Was President Trump right to shrink two national monuments?
“In Utah, Trump reduces two national monuments,” Dec. 5 news story.
On Monday, President Donald Trump chose, at the whim of out-of-step Utah politicians, to make a decision that will be remembered as historically unpopular among Utah residents. Arguing that Utahns supported his drastic reductions of Bears Ears and Grand Staircase-Escalante national monuments, he ignored the data indicating Utahns supported leaving both national monuments unchanged by a margin of two to one. Using the bogus argument that people in Utah know better than “distant bureaucrats” how to manage their spectacular public lands, Trump also demonstrated his ignorance of the original monument proclamation which granted a managerial role, based on their “tribal expertise” and “traditional history and knowledge,” to the Bears Ears Commission composed of local Native Americans who fought for this monument.
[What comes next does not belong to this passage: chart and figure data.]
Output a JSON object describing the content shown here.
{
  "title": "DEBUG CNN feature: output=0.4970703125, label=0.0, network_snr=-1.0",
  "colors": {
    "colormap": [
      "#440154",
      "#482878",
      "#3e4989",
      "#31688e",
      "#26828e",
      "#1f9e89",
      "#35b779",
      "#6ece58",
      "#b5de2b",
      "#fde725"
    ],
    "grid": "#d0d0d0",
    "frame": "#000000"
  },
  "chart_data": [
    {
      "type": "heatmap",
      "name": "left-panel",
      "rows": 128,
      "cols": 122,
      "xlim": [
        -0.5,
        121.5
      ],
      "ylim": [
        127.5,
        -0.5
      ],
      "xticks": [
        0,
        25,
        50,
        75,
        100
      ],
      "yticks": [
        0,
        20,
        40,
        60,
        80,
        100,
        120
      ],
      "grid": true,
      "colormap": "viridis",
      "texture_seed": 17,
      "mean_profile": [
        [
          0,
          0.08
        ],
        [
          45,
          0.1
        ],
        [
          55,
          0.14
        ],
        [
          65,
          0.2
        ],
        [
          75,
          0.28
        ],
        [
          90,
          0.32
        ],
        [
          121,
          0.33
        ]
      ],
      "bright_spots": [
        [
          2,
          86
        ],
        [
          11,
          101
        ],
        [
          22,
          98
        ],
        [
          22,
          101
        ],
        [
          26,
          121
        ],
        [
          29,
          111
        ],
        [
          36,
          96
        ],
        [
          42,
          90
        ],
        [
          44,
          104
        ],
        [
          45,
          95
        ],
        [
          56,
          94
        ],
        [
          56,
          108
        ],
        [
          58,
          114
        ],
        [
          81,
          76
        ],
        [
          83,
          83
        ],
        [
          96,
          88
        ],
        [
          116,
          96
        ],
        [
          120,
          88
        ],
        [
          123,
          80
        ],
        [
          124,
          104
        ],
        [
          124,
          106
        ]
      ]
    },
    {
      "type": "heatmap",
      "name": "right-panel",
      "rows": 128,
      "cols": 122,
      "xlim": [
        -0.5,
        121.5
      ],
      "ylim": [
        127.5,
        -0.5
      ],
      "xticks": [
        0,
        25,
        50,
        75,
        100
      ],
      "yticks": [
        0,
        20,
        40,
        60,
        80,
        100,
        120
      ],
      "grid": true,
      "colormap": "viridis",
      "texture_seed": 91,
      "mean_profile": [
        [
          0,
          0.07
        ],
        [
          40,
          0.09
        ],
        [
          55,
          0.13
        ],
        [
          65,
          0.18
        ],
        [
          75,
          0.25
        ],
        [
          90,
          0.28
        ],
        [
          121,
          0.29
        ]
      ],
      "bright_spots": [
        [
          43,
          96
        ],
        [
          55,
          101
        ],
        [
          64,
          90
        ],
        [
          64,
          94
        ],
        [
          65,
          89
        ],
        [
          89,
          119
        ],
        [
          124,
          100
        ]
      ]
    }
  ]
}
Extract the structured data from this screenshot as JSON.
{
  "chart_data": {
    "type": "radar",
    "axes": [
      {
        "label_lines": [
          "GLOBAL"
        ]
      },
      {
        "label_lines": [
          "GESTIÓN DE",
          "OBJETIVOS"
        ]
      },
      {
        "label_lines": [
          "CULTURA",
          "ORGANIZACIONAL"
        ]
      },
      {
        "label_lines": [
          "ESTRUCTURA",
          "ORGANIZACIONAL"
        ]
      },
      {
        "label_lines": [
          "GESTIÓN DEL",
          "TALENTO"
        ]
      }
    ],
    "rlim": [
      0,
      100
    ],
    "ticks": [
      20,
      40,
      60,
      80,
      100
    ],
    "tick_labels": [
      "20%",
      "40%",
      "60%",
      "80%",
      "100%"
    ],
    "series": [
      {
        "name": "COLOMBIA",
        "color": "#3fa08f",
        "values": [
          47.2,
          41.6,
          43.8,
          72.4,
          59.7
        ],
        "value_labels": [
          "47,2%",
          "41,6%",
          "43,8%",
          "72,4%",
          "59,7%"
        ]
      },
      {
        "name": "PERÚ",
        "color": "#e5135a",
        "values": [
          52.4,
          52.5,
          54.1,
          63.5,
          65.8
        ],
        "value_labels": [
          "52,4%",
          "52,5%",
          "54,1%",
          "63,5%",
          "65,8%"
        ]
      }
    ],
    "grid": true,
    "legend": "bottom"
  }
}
Bears Ears was to be the beginning of healing. But in this administration, “healing” is anathema. Now it’s up to the courts to make this right. ●●●
It is all about money. The state of Utah, along with many other states, have long complained of how much of their land was under federal control. Now that the government has returned control of some of that land back to Utah, guess who controls it now? Utah does. Utah has the power to protect and preserve their own land now. They just have to do it with their own money instead of the federal government’s.